In the matched analysis, 52 (4.9%) patients who were subsequently diagnosed with PD presented with memory symptoms compared with less than 1% of controls. Within 2 years of PD diagnosis, individuals with memory symptoms had an approximate 9-fold increased odds of developing the neurodegenerative disorder (odds ratio [OR], 8.60; 95% CI, 5.91-12.49). This association was also observed up to 5 years before diagnosis (2 to <5 years: OR, 3.08; 95% CI, 1.81-5.24) but not further (5-10 years: OR, 2.06; 95% CI, 0.96-4.42).
Investigators identified 7-fold increased odds of receiving a PD diagnosis within 2 years (OR, 6.84; 95% CI, 3.38-13.85) among patients with hypotension. Although not as pronounced, this association was also observed in the 2 to less than 5 years before diagnosis time period (OR, 4.88; 95% CI, 2.44-9.77). Constipation, more commonly found in patients with PD (4% vs 1%), was associated with a 3-fold increase in subsequent diagnosis and was significant across all 3 analysis periods. In contrast with other autonomic symptoms, an association between erectile dysfunction and future PD in men was observed only 5 to 10 years before diagnosis (OR, 1.51; 95% CI, 1.11-2.05).
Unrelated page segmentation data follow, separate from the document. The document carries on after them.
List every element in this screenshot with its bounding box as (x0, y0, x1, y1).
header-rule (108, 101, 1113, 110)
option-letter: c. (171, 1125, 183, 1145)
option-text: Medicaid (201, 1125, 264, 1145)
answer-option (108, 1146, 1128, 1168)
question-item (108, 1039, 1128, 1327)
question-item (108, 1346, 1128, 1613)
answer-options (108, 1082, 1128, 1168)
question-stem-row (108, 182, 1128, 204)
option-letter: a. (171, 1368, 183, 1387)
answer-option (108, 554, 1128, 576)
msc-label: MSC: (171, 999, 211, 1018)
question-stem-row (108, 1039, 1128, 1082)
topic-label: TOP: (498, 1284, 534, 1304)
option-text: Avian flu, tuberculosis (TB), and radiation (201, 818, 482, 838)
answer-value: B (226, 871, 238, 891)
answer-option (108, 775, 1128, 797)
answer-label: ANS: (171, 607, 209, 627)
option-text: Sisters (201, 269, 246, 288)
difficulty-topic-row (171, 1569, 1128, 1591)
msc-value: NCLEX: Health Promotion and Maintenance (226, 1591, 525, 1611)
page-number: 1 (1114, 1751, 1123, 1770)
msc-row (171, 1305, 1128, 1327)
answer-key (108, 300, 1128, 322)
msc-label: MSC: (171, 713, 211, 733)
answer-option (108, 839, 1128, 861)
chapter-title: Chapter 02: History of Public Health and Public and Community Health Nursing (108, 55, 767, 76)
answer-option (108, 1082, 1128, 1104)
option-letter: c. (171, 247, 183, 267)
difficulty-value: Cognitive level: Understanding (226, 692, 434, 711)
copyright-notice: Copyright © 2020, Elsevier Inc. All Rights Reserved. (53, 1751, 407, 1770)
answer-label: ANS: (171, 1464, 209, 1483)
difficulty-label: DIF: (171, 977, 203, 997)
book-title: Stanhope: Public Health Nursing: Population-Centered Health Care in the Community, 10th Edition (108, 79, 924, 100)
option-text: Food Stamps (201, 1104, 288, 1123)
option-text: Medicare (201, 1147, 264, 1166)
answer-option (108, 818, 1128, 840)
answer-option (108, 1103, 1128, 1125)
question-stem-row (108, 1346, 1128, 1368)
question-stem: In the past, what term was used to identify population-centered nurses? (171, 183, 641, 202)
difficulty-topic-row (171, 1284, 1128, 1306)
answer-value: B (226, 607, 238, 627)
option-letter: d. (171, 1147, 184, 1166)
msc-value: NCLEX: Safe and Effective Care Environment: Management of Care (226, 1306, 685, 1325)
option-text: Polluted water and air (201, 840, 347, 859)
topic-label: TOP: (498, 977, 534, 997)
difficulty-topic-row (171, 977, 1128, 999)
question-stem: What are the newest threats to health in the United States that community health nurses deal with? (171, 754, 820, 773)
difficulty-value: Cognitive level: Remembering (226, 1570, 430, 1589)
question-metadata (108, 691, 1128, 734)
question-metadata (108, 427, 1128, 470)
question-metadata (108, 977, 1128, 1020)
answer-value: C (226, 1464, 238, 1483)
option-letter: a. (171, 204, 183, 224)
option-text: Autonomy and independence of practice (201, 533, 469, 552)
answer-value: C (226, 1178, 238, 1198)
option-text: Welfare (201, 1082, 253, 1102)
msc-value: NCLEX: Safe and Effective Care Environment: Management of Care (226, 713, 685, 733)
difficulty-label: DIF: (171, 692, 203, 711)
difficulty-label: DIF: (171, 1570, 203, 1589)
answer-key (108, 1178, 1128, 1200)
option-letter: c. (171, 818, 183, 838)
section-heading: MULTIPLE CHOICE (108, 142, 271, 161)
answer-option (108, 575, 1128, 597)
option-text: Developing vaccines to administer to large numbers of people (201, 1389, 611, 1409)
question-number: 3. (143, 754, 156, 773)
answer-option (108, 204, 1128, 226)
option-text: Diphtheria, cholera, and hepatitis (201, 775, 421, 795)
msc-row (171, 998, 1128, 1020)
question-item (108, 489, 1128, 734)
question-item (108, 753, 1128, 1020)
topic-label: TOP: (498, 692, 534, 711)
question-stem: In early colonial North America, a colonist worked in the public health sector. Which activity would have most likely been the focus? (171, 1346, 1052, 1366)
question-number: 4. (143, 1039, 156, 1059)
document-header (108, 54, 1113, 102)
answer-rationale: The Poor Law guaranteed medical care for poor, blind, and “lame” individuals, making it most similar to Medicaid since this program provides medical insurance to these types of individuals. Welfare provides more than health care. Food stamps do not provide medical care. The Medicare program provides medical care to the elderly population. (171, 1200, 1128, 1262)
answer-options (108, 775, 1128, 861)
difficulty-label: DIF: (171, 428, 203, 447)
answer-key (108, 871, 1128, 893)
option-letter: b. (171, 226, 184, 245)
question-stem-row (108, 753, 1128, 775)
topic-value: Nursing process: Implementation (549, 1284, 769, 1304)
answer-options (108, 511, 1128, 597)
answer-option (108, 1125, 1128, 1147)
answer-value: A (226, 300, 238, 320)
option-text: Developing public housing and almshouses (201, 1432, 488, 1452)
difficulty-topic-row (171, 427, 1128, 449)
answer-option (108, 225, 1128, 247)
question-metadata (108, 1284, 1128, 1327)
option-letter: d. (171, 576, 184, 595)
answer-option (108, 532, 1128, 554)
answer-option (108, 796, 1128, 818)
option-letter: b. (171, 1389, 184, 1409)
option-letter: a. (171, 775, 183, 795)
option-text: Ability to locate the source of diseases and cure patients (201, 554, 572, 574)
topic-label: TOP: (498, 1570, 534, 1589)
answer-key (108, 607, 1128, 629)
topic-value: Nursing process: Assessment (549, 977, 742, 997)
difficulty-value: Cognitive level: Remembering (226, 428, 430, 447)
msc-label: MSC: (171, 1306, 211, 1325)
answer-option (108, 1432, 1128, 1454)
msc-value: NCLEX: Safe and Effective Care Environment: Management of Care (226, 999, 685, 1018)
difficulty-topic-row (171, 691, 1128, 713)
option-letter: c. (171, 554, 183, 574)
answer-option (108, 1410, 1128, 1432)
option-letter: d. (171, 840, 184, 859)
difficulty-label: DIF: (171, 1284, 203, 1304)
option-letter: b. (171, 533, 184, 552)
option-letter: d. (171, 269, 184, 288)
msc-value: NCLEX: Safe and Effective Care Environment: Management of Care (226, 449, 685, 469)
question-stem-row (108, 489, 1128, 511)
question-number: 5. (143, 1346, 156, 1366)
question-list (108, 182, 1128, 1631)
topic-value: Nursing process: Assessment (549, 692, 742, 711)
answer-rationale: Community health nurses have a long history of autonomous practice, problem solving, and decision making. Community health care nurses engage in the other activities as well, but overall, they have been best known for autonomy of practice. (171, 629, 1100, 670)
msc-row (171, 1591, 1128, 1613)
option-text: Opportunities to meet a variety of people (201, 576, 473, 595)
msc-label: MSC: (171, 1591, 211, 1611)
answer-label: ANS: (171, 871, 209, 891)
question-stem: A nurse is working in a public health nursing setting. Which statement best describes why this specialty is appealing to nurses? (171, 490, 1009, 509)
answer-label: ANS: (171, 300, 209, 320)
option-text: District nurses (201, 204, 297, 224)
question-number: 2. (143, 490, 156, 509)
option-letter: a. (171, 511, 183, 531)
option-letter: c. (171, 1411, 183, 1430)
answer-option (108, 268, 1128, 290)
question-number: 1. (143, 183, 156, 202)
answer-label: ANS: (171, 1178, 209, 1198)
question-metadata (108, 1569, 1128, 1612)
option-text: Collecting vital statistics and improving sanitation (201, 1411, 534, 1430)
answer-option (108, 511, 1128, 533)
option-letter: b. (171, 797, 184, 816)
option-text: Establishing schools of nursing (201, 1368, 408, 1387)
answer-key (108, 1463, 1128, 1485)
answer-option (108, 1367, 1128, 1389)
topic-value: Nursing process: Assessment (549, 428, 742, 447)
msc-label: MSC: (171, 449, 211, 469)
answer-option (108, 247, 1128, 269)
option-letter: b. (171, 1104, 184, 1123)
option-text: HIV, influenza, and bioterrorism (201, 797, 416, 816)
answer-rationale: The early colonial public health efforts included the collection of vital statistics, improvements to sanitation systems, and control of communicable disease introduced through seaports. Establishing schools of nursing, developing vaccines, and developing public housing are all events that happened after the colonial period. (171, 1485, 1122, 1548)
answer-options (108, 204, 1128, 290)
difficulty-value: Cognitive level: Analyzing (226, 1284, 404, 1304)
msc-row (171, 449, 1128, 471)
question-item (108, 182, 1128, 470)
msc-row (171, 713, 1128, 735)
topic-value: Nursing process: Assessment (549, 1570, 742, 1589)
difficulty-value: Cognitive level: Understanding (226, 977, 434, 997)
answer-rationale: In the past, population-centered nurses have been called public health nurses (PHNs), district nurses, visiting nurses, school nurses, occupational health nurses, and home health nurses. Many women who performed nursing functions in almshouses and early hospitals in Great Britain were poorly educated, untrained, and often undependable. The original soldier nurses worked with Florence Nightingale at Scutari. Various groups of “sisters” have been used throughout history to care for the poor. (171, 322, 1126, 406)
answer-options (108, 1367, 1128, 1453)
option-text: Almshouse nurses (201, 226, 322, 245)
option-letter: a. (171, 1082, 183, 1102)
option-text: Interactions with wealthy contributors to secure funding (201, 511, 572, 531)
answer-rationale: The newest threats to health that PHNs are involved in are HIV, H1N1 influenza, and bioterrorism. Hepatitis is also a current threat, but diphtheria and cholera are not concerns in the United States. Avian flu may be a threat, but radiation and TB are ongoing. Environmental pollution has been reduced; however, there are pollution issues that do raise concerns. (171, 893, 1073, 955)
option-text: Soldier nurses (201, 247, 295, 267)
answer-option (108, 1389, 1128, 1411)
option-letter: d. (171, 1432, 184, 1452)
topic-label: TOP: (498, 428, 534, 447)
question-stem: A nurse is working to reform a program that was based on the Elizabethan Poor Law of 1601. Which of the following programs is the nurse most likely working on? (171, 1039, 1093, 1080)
Odds of subsequent PD were increased in those who had hypertension (OR, 1.29; 95% CI, 1.07-1.56) or type 2 diabetes (OR, 1.41; 95% CI, 1.09-1.82) 5 to 10 years before diagnosis, but not closer in time to diagnosis. Contrary to being overweight, which had no association with subsequent PD diagnosis, investigators found that being underweight in the period closest to PD diagnosis was associated with higher odds of developing the disease (OR, 2.73; 95% CI, 1.17-6.37).
Epilepsy and hearing loss, 2 factors which the investigators noted had been largely underreported in the literature, were associated with subsequent PD diagnosis over the 3 time periods (ORs for epilepsy: approximately 3; ORs for hearing loss: approximately 1.2), except for hearing loss in the period closer to PD diagnosis (OR, 1.03; 95% CI, 0.69-1.52).
Simonet et al noted that epilepsy occurring before PD was a "notable finding," although some evidence for the association had been identified in previous studies. "In the present study, drug-induced parkinsonism could not be ruled out owing to the lack of information about medication," they wrote. "Certain antiepileptic drugs have been associated with tremor and PD, and coexisting vascular disease might also plausibly link epilepsy with PD, especially in the older population. Further research is needed to investigate a potential link."
Shoulder pain was associated with a doubling of the odds of PD diagnosis up to 5 years before diagnosis (<2 years: OR, 2.23 [95% CI, 1.50-3.30]; 2 to <5 years: OR, 1.88 [95% CI, 1.33-2.66]), whereas neck pain was not associated with PD across the 3 periods.
The associations of midlife comorbidities, nonmotor manifestations, and early motor markers were all fairly consistent when stratified by ethnic group. Notably, epilepsy was associated with subsequent PD in patients who were Black or White but not in those of South Asian ethnicity. Rigidity was not reported in Black patients before diagnosis and had lower ORs in South Asian patients (OR, 4.62; 95% CI, 0.63-33.88).